A Steuben County man has been cancer-free for two decades following treatment through a clinical trial at the University of Rochester Medical Center’s Wilmot Cancer Institute, where new research shows some patients with advanced follicular lymphoma may now be considered cured.
Robert Oman, 65, of Campbell, completed treatment in 2006 as part of a phase 3 trial studying therapies for advanced-stage follicular lymphoma, a disease long considered incurable because it often returns years later.
Newly published long-term results from the trial, released in JAMA Oncology, show that 70% of patients survived at least 15 years after completing treatment with a standard chemoimmunotherapy regimen built around CHOP — a combination of cyclophosphamide, hydroxydaunorubicin, vincristine and prednisone.
Researchers also found that 42% of treated patients were considered functionally cured, meaning they had no chance of the lymphoma returning during their expected lifetime.
“When we started this trial 25 years ago, advanced-stage follicular lymphoma was considered incurable,” said Wilmot Director Dr. Jonathan W. Friedberg, who led the new study. “We expected the CHOP chemoimmunothreapy to be better than the standard treatment of the day, but never expected it would be curative. The fact that a subset of patients achieved cure is truly remarkable.”
The study tracked 531 patients with untreated advanced-stage follicular lymphoma. Participants were randomly assigned to receive either rituximab plus CHOP, known as R-CHOP, or CHOP followed by radioimmunotherapy, known as CHOP-RIT. Forty-five patients enrolled through Wilmot.
Oman received CHOP-RIT after his lymphoma returned in 2005, along with a tumor on his kidney. His local oncologist at Guthrie Corning Hospital referred him to Wilmot for the trial.
At age 40, with three sons at home, Oman said treatment was not something he had originally planned to pursue. His father had battled lymphoma decades earlier, enduring seven rounds of chemotherapy as the cancer repeatedly returned.
“My dad was in his 60s when we had it,” Oman said. “He lived for 14 years, but he took seven rounds of chemo. It always came back. It would be like two years, and the cancer always came back.”
Oman said the trial treatment lasted six to eight months and did not significantly disrupt his life. He missed only a few days of work at his job on a Cornell University potato farm and continued running his own farm during treatment.
“It was a temporary thing for six or eight months, and then I got back in the game,” he said.
According to the study, relapse rates dropped sharply over time. About 6.8% of patients experienced a recurrence within the first five years after treatment. Between 15 and 20 years after treatment, that rate fell to just 0.6%.
Now two decades cancer-free, Oman says he has lived a normal life, watching his three sons grow up and celebrating milestones with his grandchildren.
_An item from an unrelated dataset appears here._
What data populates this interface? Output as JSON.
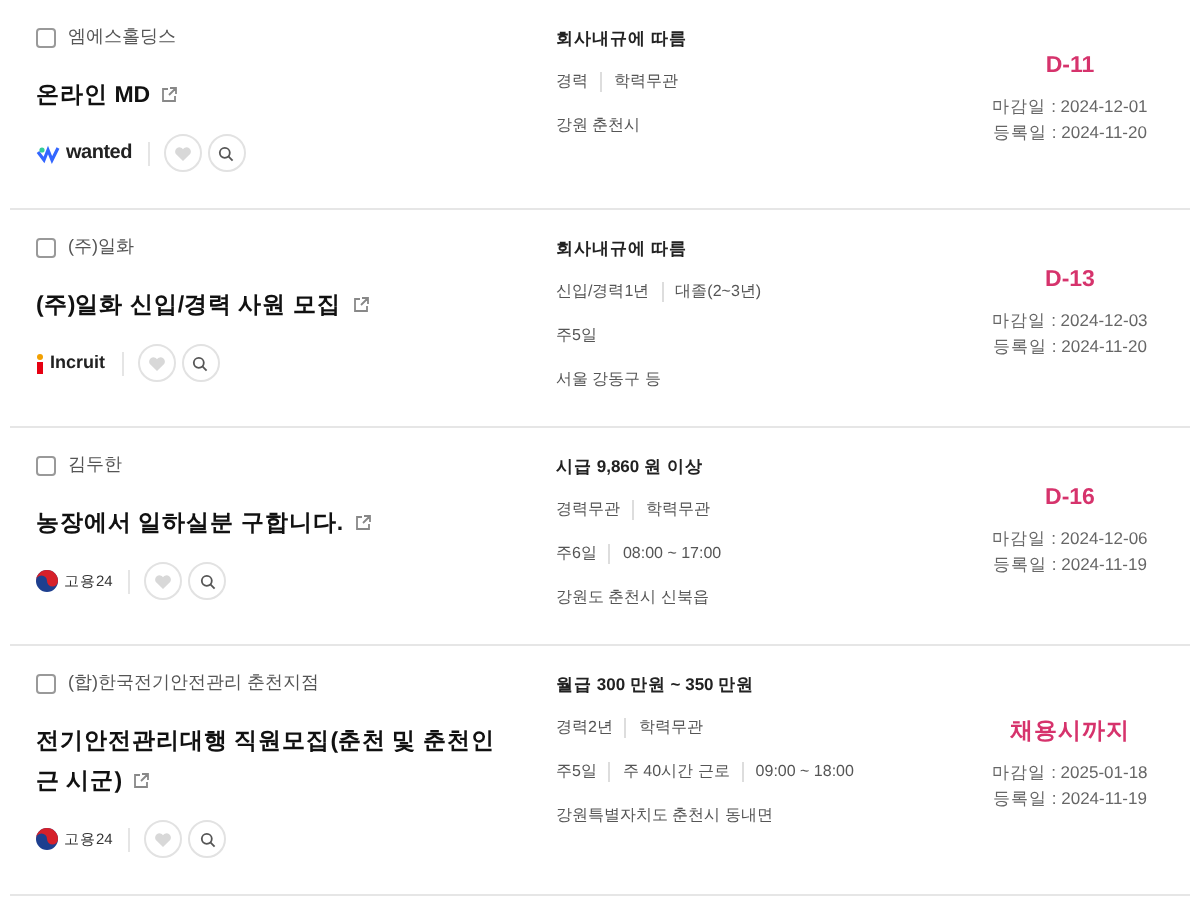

“I was extremely lucky and blessed to be able to see our first two grandchildren grow up, and now we’re starting a new chapter in our life with our newest grandson, born last October,” he said. “Having been through cancer, I appreciate life a little bit better.”
Researchers say the findings mark a significant shift in how advanced follicular lymphoma is understood and treated, offering long-term hope to patients facing a diagnosis once viewed as a lifelong disease.